- Abbreviation: TKH
- Chairperson: Aysel Tekerek
- Founded: 21 August 2015
- Split from: People's Communist Party of Turkey
- Headquarters: Ankara, Turkey
- Membership (2026): ▼859
- Ideology: Communism Marxism–Leninism Socialist republicanism Anti-imperialism Anti-capitalism Hard Euroscepticism Laicism
- Political position: Far-left
- National affiliation: United June Movement (2015-2022) Union of Socialist Forces (2022–2023)
- Colours: Red, yellow
- Slogan: Boyun Eğme! (Don't Bow Down!)

Website
- tkh.org.tr

= Communist Movement of Turkey =

The Communist Movement of Turkey (Türkiye Komünist Hareketi, TKH) is a communist party in Turkey.
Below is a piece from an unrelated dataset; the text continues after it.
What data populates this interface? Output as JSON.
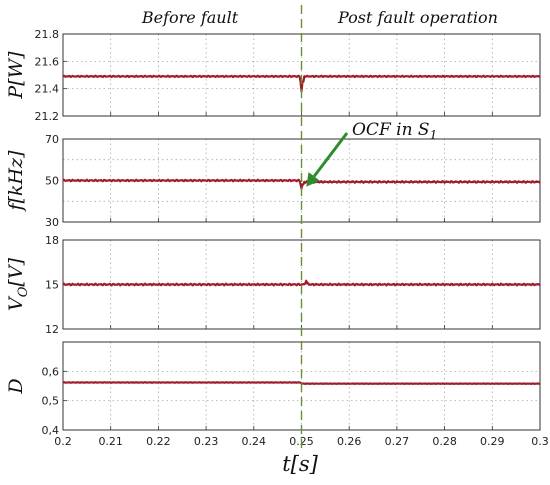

The TKH was split from the People's Communist Party of Turkey in 2015, which was split from the Communist Party of Turkey in 2014.

The TKH is one of the components in the United June Movement, a political coalition initiative which was founded after Gezi Park revolt.

In a press conference held in Ankara in August 2022, it was announced that the party along with the Communist Party of Turkey, the Revolutionary Movement and the Left Party would form a coalition for the 2023 national election; this coalition was entitled the Union of Socialist Forces.